In celebration of Alpha Phi’s 150th Anniversary in 2022, we proudly share stories and moments that have created the legacy of sisterhood originally launched by our ten founders and which we still hold dear today.
This is story 17 of 150.
The Alpha Phi Badge
Our badge has evolved, and much discussion steered the direction toward the Alpha Phi badges we know and love today. Shortly after establishing themselves as a society of women, the Original Ten discussed the need to design a special pin for Alpha Phis to wear and signify their membership. In the early years, members were given the opportunity to design and select their own badge. Some opted for jeweled designs, but many of the Founders selected more simple designs.
In October 1872, the Alpha chapter placed an order with Mr. Ball of Stone and Ball Jewelers for one dozen pins. The cost at the time was five dollars in total. Preserving a unique group identity continued to be important to Alpha Phis and so they were distressed when they heard a rumor that their jeweler may have sold their special pins to nonmembers. It turned out there had been nothing to worry about, as Mr. Ball assured them, he had not sold any member pins to anyone else and would never do so.

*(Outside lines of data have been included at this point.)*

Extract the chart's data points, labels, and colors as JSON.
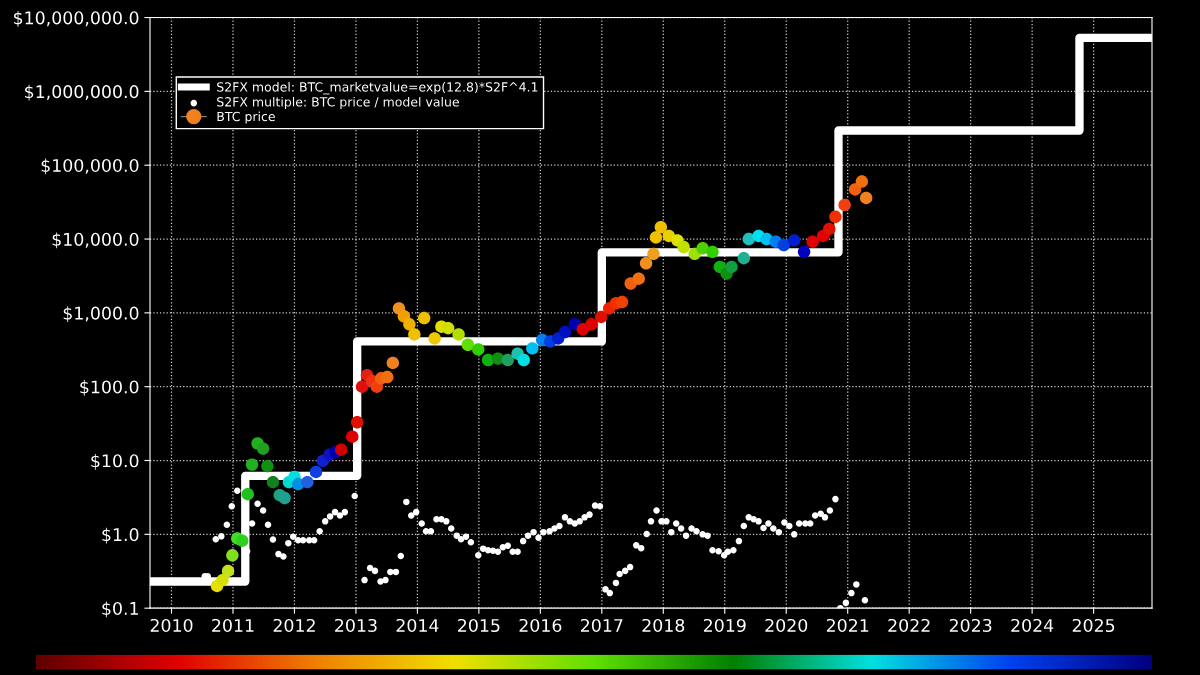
{
  "chart_data": {
    "type": "scatter",
    "log": "y",
    "grid": true,
    "legend": "top left",
    "xlim": [
      2009.65,
      2025.95
    ],
    "ylim": [
      0.1,
      10000000
    ],
    "xticks": [
      2010,
      2011,
      2012,
      2013,
      2014,
      2015,
      2016,
      2017,
      2018,
      2019,
      2020,
      2021,
      2022,
      2023,
      2024,
      2025
    ],
    "yticks": [
      {
        "value": 0.1,
        "label": "$0.1"
      },
      {
        "value": 1,
        "label": "$1.0"
      },
      {
        "value": 10,
        "label": "$10.0"
      },
      {
        "value": 100,
        "label": "$100.0"
      },
      {
        "value": 1000,
        "label": "$1,000.0"
      },
      {
        "value": 10000,
        "label": "$10,000.0"
      },
      {
        "value": 100000,
        "label": "$100,000.0"
      },
      {
        "value": 1000000,
        "label": "$1,000,000.0"
      },
      {
        "value": 10000000,
        "label": "$10,000,000.0"
      }
    ],
    "series": [
      {
        "name": "S2FX model: BTC_marketvalue=exp(12.8)*S2F^4.1",
        "type": "step",
        "color": "#ffffff",
        "x": [
          2009.7,
          2011.2,
          2013.02,
          2017.0,
          2020.85,
          2024.77,
          2025.92
        ],
        "values": [
          0.23,
          6.2,
          410,
          6600,
          295000,
          5300000,
          5300000
        ]
      },
      {
        "name": "S2FX multiple: BTC price / model value",
        "color": "#ffffff",
        "x": [
          2010.54,
          2010.59,
          2010.72,
          2010.81,
          2010.9,
          2010.98,
          2011.07,
          2011.23,
          2011.31,
          2011.4,
          2011.49,
          2011.57,
          2011.65,
          2011.74,
          2011.82,
          2011.9,
          2011.98,
          2012.06,
          2012.14,
          2012.24,
          2012.32,
          2012.41,
          2012.5,
          2012.58,
          2012.66,
          2012.74,
          2012.82,
          2012.98,
          2013.14,
          2013.23,
          2013.31,
          2013.4,
          2013.48,
          2013.56,
          2013.65,
          2013.73,
          2013.82,
          2013.9,
          2013.98,
          2014.07,
          2014.14,
          2014.22,
          2014.31,
          2014.39,
          2014.47,
          2014.55,
          2014.64,
          2014.71,
          2014.79,
          2014.87,
          2014.99,
          2015.07,
          2015.15,
          2015.23,
          2015.31,
          2015.39,
          2015.47,
          2015.55,
          2015.63,
          2015.72,
          2015.8,
          2015.89,
          2015.97,
          2016.05,
          2016.15,
          2016.23,
          2016.31,
          2016.4,
          2016.48,
          2016.56,
          2016.64,
          2016.72,
          2016.8,
          2016.89,
          2016.97,
          2017.06,
          2017.13,
          2017.23,
          2017.29,
          2017.38,
          2017.46,
          2017.56,
          2017.64,
          2017.73,
          2017.8,
          2017.89,
          2017.97,
          2018.05,
          2018.13,
          2018.21,
          2018.29,
          2018.37,
          2018.46,
          2018.54,
          2018.64,
          2018.72,
          2018.8,
          2018.9,
          2018.99,
          2019.05,
          2019.14,
          2019.23,
          2019.31,
          2019.39,
          2019.47,
          2019.55,
          2019.63,
          2019.71,
          2019.79,
          2019.88,
          2019.97,
          2020.05,
          2020.13,
          2020.21,
          2020.31,
          2020.39,
          2020.47,
          2020.56,
          2020.63,
          2020.71,
          2020.8,
          2020.88,
          2020.97,
          2021.06,
          2021.14,
          2021.28
        ],
        "values": [
          0.27,
          0.27,
          0.86,
          0.94,
          1.35,
          2.4,
          3.9,
          0.59,
          1.4,
          2.6,
          2.1,
          1.35,
          0.85,
          0.54,
          0.5,
          0.76,
          0.93,
          0.83,
          0.83,
          0.83,
          0.83,
          1.1,
          1.5,
          1.75,
          2.0,
          1.8,
          2.0,
          3.3,
          0.24,
          0.35,
          0.32,
          0.23,
          0.24,
          0.31,
          0.31,
          0.51,
          2.75,
          1.8,
          2.0,
          1.4,
          1.1,
          1.1,
          1.6,
          1.6,
          1.5,
          1.2,
          0.96,
          0.86,
          0.93,
          0.78,
          0.52,
          0.64,
          0.61,
          0.6,
          0.58,
          0.67,
          0.7,
          0.58,
          0.58,
          0.81,
          0.96,
          1.07,
          0.9,
          1.07,
          1.1,
          1.2,
          1.3,
          1.7,
          1.5,
          1.4,
          1.5,
          1.7,
          1.85,
          2.45,
          2.4,
          0.18,
          0.16,
          0.22,
          0.29,
          0.32,
          0.36,
          0.71,
          0.65,
          1.01,
          1.5,
          2.1,
          1.5,
          1.5,
          1.07,
          1.4,
          1.2,
          0.96,
          1.2,
          1.1,
          1.0,
          0.96,
          0.61,
          0.59,
          0.52,
          0.58,
          0.61,
          0.81,
          1.3,
          1.7,
          1.6,
          1.5,
          1.22,
          1.4,
          1.2,
          1.07,
          1.45,
          1.3,
          1.0,
          1.4,
          1.4,
          1.4,
          1.8,
          1.9,
          1.7,
          2.1,
          3.0,
          0.1,
          0.118,
          0.16,
          0.21,
          0.128
        ]
      },
      {
        "name": "BTC price",
        "color": "#f08020",
        "x": [
          2010.74,
          2010.83,
          2010.92,
          2010.99,
          2011.07,
          2011.15,
          2011.24,
          2011.31,
          2011.4,
          2011.49,
          2011.56,
          2011.65,
          2011.76,
          2011.84,
          2011.91,
          2012.0,
          2012.06,
          2012.21,
          2012.35,
          2012.46,
          2012.57,
          2012.67,
          2012.76,
          2012.94,
          2013.02,
          2013.1,
          2013.18,
          2013.26,
          2013.34,
          2013.41,
          2013.51,
          2013.6,
          2013.7,
          2013.78,
          2013.87,
          2013.95,
          2014.11,
          2014.28,
          2014.39,
          2014.5,
          2014.67,
          2014.82,
          2014.99,
          2015.15,
          2015.31,
          2015.47,
          2015.63,
          2015.73,
          2015.87,
          2016.03,
          2016.16,
          2016.29,
          2016.4,
          2016.56,
          2016.69,
          2016.83,
          2016.99,
          2017.12,
          2017.23,
          2017.33,
          2017.47,
          2017.6,
          2017.72,
          2017.84,
          2017.88,
          2017.96,
          2018.09,
          2018.23,
          2018.33,
          2018.51,
          2018.64,
          2018.8,
          2018.92,
          2019.03,
          2019.11,
          2019.31,
          2019.39,
          2019.55,
          2019.68,
          2019.83,
          2019.96,
          2020.13,
          2020.29,
          2020.43,
          2020.6,
          2020.7,
          2020.8,
          2020.95,
          2021.12,
          2021.23,
          2021.3
        ],
        "values": [
          0.2,
          0.24,
          0.32,
          0.52,
          0.88,
          0.82,
          3.5,
          8.8,
          17,
          14.5,
          8.4,
          5.1,
          3.4,
          3.1,
          5.1,
          6.0,
          4.8,
          5.1,
          7.0,
          9.9,
          12,
          13,
          14,
          21,
          33,
          100,
          143,
          120,
          100,
          130,
          135,
          210,
          1150,
          900,
          700,
          510,
          850,
          450,
          650,
          620,
          510,
          370,
          320,
          230,
          240,
          230,
          280,
          230,
          330,
          430,
          410,
          450,
          550,
          700,
          600,
          700,
          880,
          1150,
          1350,
          1400,
          2500,
          2900,
          4700,
          6300,
          10500,
          14500,
          11000,
          9600,
          7800,
          6300,
          7500,
          6700,
          4200,
          3400,
          4200,
          5500,
          10000,
          11000,
          10000,
          9200,
          8300,
          9600,
          6700,
          9200,
          11000,
          13700,
          20000,
          29000,
          47000,
          60000,
          36000
        ],
        "colors": [
          "#e8e000",
          "#d8e000",
          "#c0e020",
          "#80e020",
          "#40e020",
          "#30d020",
          "#20c020",
          "#20b020",
          "#20b020",
          "#20a020",
          "#109010",
          "#108020",
          "#20a080",
          "#20a090",
          "#00d8d0",
          "#00e0e0",
          "#0090e0",
          "#2060e0",
          "#1040e0",
          "#1020d0",
          "#1010c0",
          "#0000b0",
          "#d00000",
          "#e00000",
          "#e01000",
          "#e01010",
          "#e02010",
          "#f03010",
          "#f04010",
          "#f06010",
          "#f07010",
          "#f08020",
          "#f09020",
          "#f0a000",
          "#f0b000",
          "#f0c000",
          "#f0c000",
          "#f0c800",
          "#e0e000",
          "#d0e000",
          "#b0e000",
          "#60e000",
          "#30d000",
          "#10b010",
          "#109010",
          "#20a060",
          "#20c0b0",
          "#00e0e0",
          "#00c0f0",
          "#0080f0",
          "#0040e0",
          "#0020d0",
          "#0010c0",
          "#0000b0",
          "#e00000",
          "#e00000",
          "#e01000",
          "#f02000",
          "#f03000",
          "#f04000",
          "#f06010",
          "#f07010",
          "#f09020",
          "#f0a020",
          "#f0c000",
          "#f0c000",
          "#e8d000",
          "#e0e000",
          "#c0e000",
          "#a0e000",
          "#50d000",
          "#30d000",
          "#10b010",
          "#109010",
          "#10a040",
          "#20b090",
          "#20c0c0",
          "#00e0f0",
          "#00c0f0",
          "#0080f0",
          "#0040e0",
          "#0020d0",
          "#0000c0",
          "#e00000",
          "#e00000",
          "#e01000",
          "#f03000",
          "#f04010",
          "#f06010",
          "#f07010",
          "#f08020"
        ]
      }
    ]
  }
}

When the Beta chapter was founded and their fraternal pins had arrived, they wore a pin and small knot of silver and bordeaux ribbon around campus. After Mr. William Baird, the author of an authoritative guide to Greek-letter societies later known as Baird’s Manual, learned of Alpha Phi and included the group in his publication, he remarked how pretty the badge was.
Until Alpha Phi’s 20th anniversary and 12th Convention, there had been no record of a formal discussion around badge uniformity. Chapters were permitted to have special badge designs that were unique to them, and, in the spirit of developing greater unity, discussions eventually turned to the development of a uniform badge for all members. At the Convention of 1892, delegates talked of a badge that would be “uniform in design of fancy letter.”
At the 13th convention in 1894, there was much discussion about sacrifice of personal taste if we were to move forward with a unified badge. Despite this, the consensus was that a uniform badge would be best. Florence L. Hayes (Eta-Boston) noted, “a badge is to be cherished for its meaning and association, not for its intrinsic worth.” There was no decision made on the topic that year or in the few years that followed, but around 1904 the conversation began again with renewed commitment.
The badge, it was said, is an outward symbol of our sacred pledge and loyalty to Alpha Phi. There was discussion in The Quarterly about the college customs that varied from chapter to chapter, but the idea of having a singular badge that would represent members as Alpha Phis seemed another way to connect members across the miles. Some sisters desired a jeweled badge, but most were in favor of a plain and modest badge. Florence Nottingham (Alpha-Syracuse) noted that our Founders all wore plain pins. She continued, “Our Fraternity is democratic. Rich and poor alike are admitted. How much more should our badge, the outward symbol of our united hearts, be one which can be purchased without embarrassment to any. We love our badge, not for gold and jewels, but for the Fraternity which it represents.” The badge expressed our shared ideals and further strengthened Alpha Phi’s “golden chain.”
The official badge would be uniform, plain and bare a secret insignia, and it was decided that several potential designs would be routed to each chapter. After one design was selected as the official badge, an official jeweler would also be chosen. The monogram pin of Αφ with the φ in the upright position, and three small letters in black enamel, bearing meaning only for initiated members, was planned at the 1906 Convention and the design approved at the 1908 Convention. Members had the opportunity to purchase a jeweled dress pin, as well, from one of three official jewelers.
Today, members wear our badge with pride, an outward demonstration of Union Hand-in-Hand and our loyalty to our sisters in Alpha Phi. Designed today by Herff Jones Jewelers, the badge is worn during formal meetings, at Alpha Phi events and during special celebrations.
PHOTO: The beloved Alpha Phi badge, this specific one belonged to Elizabeth White Jackson (Beta-Northwestern) from her initiation in 1940.